As the statewide COVID-19 vaccination rollout continues, with seniors prioritized first, gyms are starting to see a rebound in memberships.
“We are seeing an increase, particularly of older members who are vaccinated,” East Hills Recreation complex director Jeff Berkey said. “They are starting to come back.”
And Pennsylvania’s restrictions on gyms are loosening. Effective Sunday, capacity limits for gyms as well as restaurants entertainment venues will increase to 75% occupancy.
However, vaccinations may not return the gym industry to its pre-pandemic form, suggests a survey by RunRepeat, a running shoe review site.
A third of gym members across the U.S. intend to stay away from gyms even after being vaccinated, the survey showed. That included 11,193 people in 142 countries who canceled memberships.
Johnstown YMCA CEO Shawn Sebring said that survey appears to be ringing true locally.
The YMCA saw 20% more visitors in March than January or February, but membership is still “way down” he said.
At East Hills, too, Berkey estimated that membership is still down roughly 25% percent from pre-pandemic numbers.
“It has hurt financially, not having 25% back,” Berkey said.
At both community fitness centers, programs for youth and adults have helped offset the loss of membership.
“We are coming back different than where we were,” Sebring said.
It may take years for the gym industry to recover from the damage, according to the International Health, Racquet & Sportsclub Association.
Industry revenue plummeted by 58% last year and 17% of fitness facilities permanently closed in the U.S., IHRSA data show.
Evolution Gym on Bedford Street in Johnstown almost went out of business, owner Mike Naglic said.
He reflected on the industry-wide shutdown from March into June 2020.
“Had we stayed closed any longer, we would have stayed out of business,” he said. “It was a slap in the face when I had to go out of business, but I can stop at a beer distributor and buy a six pack because they were considered essential.”
But now, his gym’s membership has mostly returned, he said.
‘We’ve been sedentary’The pandemic caused people to become less active, said Thomas Anders, director at HealthyStyles, a medical fitness center of the Chan Soon-Shiong Medical Center at Windber.

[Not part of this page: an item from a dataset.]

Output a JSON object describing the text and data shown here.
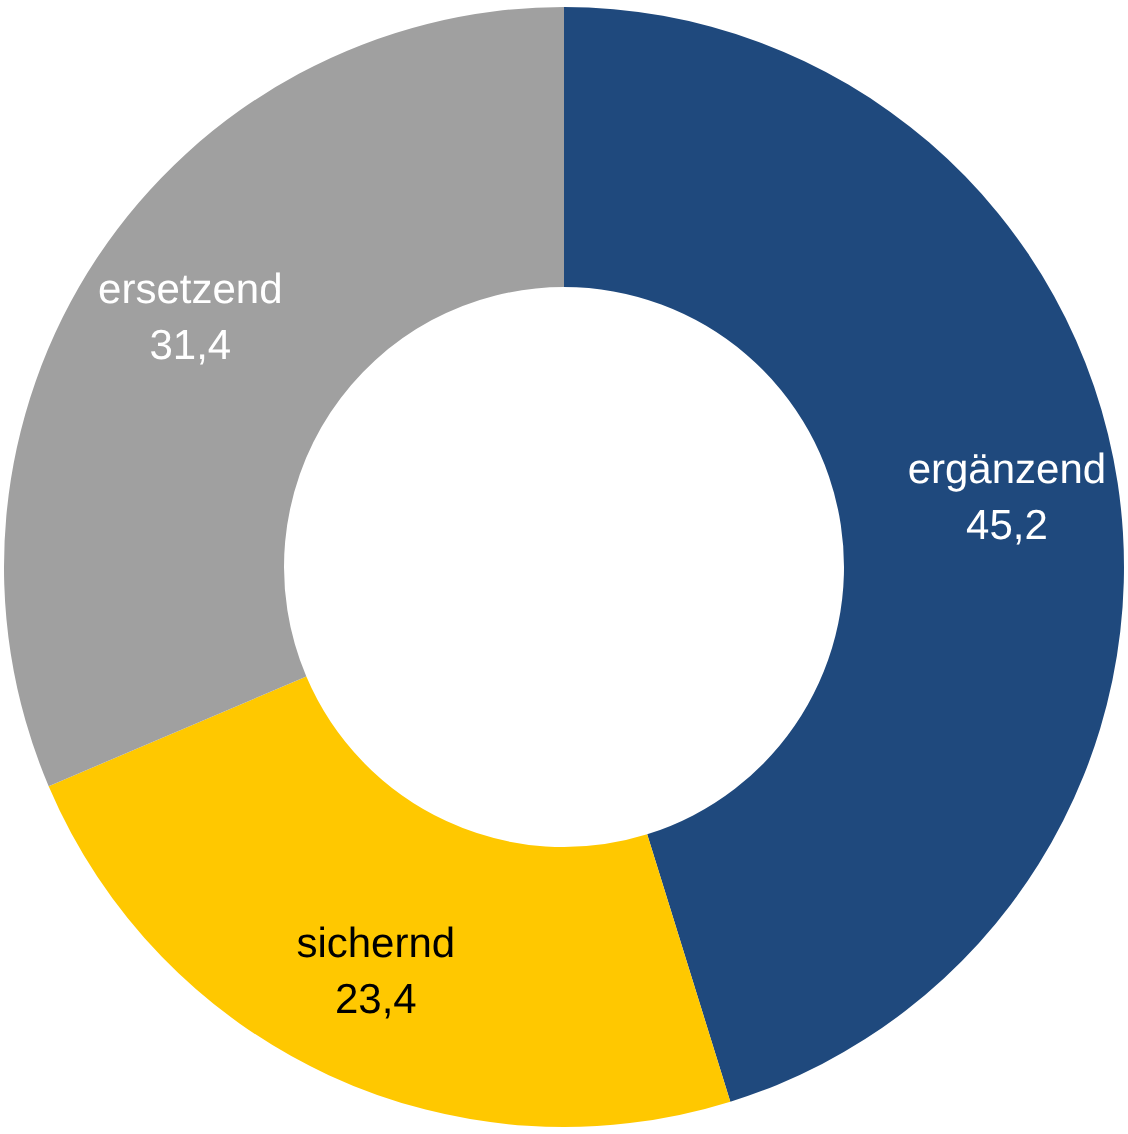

“You want people getting their cardiopulmonary system back in check,” he said. “We’ve been sedentary and gaining weight. It also helps from a mental capacity, interacting with people.”
Anders encourages people to go to gyms and follow guidelines from the Centers for Disease Control and Prevention that include wiping down machines after use.
“As long as the facility is keeping up with sterilization and CDC guidelines, it’s good to go to a gym,” he said.
Anders said his gym’s membership increased starting in March.
“We have a slightly older population,” he said. “We had a 40% decrease when we opened back up (last June after the initial statewide shutdown).
“We are starting to get people back who had canceled. There are still some staying away, but in most of those cases, they have other health concerns so they are being extra cautious.”
‘Safety of staff’
In some cases, it’s the gyms being cautious.
The YWCA Greater Johns-town isn’t ready to resume children’s swimming lessons despite calls daily from people asking for them, said Diane Lopez, YWCA board president.
“We are looking for safety of staff who tend to be older,” she said. “We have not felt comfortable enough yet reopening children’s swim classes because there would be younger parents, and they are not legally able to get a vaccine at this point, according to Pennsylvania’s vaccination schedule.”
Kelly Morgan, owner of MorGainz Fitness centers in Richland, Somerset, Westmont and Ebensburg, said she is seeing some returnees and is welcoming them with open arms.
“The gym keeps you healthy and keeps you moving,” she said. “Exercise is the best medicine there is.”
Being overweight increases the likelihood of getting severely ill from COVID-19, according to the CDC.
“Obesity is a complex disease with many contributing factors,” the CDC’s website said.
‘In the fresh air’
Neighborhood design can impact obesity rates in a community, according to the CDC.
A Johnstown trail organization is working toward developing ways for the community to cultivate healthier lifestyles, free of a membership charge.
Picking fresh fruit from trees while walking along Plum Street in Woodvale is an experience the Cambria County Recreation Authority is working to give people in the next couple years.
Planting fruit trees along urban trails is one of many goals of the authority, said its executive director, Cliff Kitner.
Kitner’s organization hired the EADS Group and H.F. Lenz to engineer improvements to the Jim Mayer Riverswalk Trail on the east end of Johnstown and the Path of the Flood Trail, which includes Plum Street.
He said the engineering phase of the project, which explores road improvements, bike lanes and connections to local restaurants, is funded by state and local grants. But a timeline for completion isn’t set.
“I look at trails as life blood that helps all communities create healthy options that doesn’t cost the user anything,” Kitner said. “With the pandemic, it’s a good family activity in the fresh air.”